Partitioning around medoids

Cluster_Medoids(
  data,
  clusters,
  distance_metric = "euclidean",
  minkowski_p = 1,
  threads = 1,
  swap_phase = TRUE,
  fuzzy = FALSE,
  verbose = FALSE,
  seed = 1
)

Arguments

data

matrix or data frame. The data parameter can be also a dissimilarity matrix, where the main diagonal equals 0.0 and the number of rows equals the number of columns

clusters

the number of clusters

distance_metric

a string specifying the distance method. One of, euclidean, manhattan, chebyshev, canberra, braycurtis, pearson_correlation, simple_matching_coefficient, minkowski, hamming, jaccard_coefficient, Rao_coefficient, mahalanobis, cosine

minkowski_p

a numeric value specifying the minkowski parameter in case that distance_metric = "minkowski"

threads

an integer specifying the number of cores to run in parallel

swap_phase

either TRUE or FALSE. If TRUE then both phases ('build' and 'swap') will take place. The 'swap_phase' is considered more computationally intensive.

fuzzy

either TRUE or FALSE. If TRUE, then probabilities for each cluster will be returned based on the distance between observations and medoids

verbose

either TRUE or FALSE, indicating whether progress is printed during clustering

seed

`r lifecycle::badge("deprecated")` `seed` (integer value for random number generator (RNG)) is no longer supported and will be removed in version 1.4.0

Value

a list with the following attributes: medoids, medoid_indices, best_dissimilarity, dissimilarity_matrix, clusters, fuzzy_probs (if fuzzy = TRUE), silhouette_matrix, clustering_stats

Details

Due to the fact that I didn't have access to the book 'Finding Groups in Data, Kaufman and Rousseeuw, 1990' (which includes the exact algorithm) I implemented the 'Cluster_Medoids' function based on the paper 'Clustering in an Object-Oriented Environment' (see 'References').
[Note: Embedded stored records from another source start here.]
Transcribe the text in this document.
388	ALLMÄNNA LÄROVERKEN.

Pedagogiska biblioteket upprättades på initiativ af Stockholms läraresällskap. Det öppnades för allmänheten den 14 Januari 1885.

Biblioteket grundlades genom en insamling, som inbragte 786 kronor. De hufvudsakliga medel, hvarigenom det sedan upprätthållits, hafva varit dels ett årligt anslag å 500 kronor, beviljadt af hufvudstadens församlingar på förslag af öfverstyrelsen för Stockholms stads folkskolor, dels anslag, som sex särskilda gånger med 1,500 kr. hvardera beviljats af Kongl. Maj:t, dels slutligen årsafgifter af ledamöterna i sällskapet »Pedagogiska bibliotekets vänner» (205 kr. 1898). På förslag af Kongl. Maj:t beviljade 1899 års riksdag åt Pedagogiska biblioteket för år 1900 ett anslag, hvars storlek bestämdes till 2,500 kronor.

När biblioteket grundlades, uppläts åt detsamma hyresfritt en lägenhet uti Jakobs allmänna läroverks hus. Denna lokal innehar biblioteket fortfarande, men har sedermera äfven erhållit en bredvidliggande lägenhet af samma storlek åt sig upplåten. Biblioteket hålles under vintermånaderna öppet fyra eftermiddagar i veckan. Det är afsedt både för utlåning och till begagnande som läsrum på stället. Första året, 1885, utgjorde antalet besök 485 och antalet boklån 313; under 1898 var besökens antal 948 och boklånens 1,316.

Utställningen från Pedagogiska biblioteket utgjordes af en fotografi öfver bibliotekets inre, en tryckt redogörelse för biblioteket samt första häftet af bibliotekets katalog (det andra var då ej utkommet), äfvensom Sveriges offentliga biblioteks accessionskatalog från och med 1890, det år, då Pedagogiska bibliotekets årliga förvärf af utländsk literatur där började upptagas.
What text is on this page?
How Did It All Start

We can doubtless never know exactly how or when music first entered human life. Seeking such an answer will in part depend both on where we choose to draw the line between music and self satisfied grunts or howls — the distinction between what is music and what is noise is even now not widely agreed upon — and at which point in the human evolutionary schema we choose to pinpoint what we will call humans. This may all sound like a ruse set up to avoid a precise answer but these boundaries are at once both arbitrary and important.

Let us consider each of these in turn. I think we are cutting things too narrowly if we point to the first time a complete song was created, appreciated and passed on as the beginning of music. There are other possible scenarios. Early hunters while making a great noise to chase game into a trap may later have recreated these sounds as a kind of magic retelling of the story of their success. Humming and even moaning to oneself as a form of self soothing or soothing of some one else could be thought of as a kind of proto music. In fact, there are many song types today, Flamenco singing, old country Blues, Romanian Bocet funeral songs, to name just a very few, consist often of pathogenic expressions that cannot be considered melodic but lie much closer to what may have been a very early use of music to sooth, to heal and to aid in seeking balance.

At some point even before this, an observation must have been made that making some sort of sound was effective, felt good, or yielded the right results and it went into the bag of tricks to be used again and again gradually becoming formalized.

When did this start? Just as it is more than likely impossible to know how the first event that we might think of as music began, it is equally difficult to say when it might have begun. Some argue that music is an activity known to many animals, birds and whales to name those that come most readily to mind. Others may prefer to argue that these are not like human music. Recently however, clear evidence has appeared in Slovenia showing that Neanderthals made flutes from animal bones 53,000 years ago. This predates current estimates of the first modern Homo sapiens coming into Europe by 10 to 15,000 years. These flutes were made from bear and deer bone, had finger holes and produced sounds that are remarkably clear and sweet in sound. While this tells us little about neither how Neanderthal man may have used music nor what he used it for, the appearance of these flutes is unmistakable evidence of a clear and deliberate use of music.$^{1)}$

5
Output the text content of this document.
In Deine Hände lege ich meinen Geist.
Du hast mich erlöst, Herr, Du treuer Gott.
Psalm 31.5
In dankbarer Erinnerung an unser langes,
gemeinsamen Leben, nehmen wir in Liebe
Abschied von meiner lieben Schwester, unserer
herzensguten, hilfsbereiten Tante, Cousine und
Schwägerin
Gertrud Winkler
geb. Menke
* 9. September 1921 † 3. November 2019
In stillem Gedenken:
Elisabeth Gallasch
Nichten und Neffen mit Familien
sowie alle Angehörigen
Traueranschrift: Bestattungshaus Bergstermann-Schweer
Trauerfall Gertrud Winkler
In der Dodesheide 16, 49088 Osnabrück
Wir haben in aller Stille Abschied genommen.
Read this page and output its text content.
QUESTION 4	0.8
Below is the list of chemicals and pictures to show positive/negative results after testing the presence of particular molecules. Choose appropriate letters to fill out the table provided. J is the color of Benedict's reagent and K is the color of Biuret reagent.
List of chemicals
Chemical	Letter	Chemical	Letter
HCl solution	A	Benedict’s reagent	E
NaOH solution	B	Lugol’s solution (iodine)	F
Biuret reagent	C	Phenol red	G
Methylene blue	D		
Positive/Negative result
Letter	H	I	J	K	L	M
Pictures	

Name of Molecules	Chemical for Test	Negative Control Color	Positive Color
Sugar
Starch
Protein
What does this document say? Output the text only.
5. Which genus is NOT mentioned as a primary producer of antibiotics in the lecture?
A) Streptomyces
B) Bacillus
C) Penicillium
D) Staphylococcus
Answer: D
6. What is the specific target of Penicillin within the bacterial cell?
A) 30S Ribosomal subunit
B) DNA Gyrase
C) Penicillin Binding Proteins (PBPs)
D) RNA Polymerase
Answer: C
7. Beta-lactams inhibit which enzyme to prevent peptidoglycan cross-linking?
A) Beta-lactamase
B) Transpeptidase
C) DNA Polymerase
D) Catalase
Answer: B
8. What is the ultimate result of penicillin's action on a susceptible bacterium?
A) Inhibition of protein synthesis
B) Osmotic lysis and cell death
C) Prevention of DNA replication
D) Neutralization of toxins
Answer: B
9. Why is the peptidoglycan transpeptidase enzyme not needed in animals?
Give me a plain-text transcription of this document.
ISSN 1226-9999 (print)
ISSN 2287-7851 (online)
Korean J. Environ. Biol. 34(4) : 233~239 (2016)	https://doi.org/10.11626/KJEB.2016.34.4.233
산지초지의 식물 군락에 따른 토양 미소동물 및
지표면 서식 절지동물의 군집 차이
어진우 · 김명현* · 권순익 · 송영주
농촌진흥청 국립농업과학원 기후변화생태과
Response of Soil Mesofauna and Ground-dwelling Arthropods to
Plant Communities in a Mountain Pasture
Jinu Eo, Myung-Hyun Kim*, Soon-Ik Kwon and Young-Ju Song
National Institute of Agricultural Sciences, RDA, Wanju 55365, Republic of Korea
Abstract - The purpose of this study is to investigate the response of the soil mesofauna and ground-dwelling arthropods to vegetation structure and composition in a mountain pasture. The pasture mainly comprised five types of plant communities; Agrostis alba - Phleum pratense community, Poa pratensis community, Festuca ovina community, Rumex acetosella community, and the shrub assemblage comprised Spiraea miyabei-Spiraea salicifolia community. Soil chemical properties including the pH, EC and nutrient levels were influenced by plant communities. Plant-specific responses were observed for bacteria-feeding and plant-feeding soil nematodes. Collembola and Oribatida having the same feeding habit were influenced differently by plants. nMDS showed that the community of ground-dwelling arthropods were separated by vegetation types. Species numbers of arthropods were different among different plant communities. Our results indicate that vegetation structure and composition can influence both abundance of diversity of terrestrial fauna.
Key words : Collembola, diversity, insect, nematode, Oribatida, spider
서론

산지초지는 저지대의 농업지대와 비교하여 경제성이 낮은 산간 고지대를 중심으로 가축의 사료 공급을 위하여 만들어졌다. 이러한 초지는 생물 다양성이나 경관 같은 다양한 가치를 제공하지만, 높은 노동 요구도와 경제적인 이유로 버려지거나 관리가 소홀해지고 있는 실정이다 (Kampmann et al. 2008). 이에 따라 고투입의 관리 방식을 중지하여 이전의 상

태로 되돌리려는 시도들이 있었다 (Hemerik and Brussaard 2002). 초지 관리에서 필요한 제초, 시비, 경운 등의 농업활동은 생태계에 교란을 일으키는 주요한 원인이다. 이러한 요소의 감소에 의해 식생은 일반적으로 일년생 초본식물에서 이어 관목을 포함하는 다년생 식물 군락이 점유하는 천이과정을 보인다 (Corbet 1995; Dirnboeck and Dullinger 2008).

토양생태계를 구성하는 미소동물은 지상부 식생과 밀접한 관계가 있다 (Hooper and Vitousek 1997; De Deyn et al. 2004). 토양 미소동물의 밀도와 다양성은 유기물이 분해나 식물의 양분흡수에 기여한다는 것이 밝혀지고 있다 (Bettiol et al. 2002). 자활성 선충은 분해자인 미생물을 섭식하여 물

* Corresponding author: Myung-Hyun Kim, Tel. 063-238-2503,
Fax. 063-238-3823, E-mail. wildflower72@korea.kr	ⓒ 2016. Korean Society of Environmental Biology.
Therefore, the 'Cluster_Medoids' function is an approximate implementation and not an exact one. Furthermore, in comparison to k-means clustering, the function 'Cluster_Medoids' is more robust, because it minimizes the sum of unsquared dissimilarities. Moreover, it doesn't need initial guesses for the cluster centers.

References

Anja Struyf, Mia Hubert, Peter J. Rousseeuw, (Feb. 1997), Clustering in an Object-Oriented Environment, Journal of Statistical Software, Vol 1, Issue 4

Author

Lampros Mouselimis

Examples


data(dietary_survey_IBS)

dat = dietary_survey_IBS[, -ncol(dietary_survey_IBS)]

dat = center_scale(dat)

cm = Cluster_Medoids(dat, clusters = 3, distance_metric = 'euclidean', swap_phase = TRUE)
#> Warning: The `seed` argument of `Cluster_Medoids()` is deprecated as of ClusterR 1.2.6.
#>  The 'seed' parameter will be removed in version 1.4.0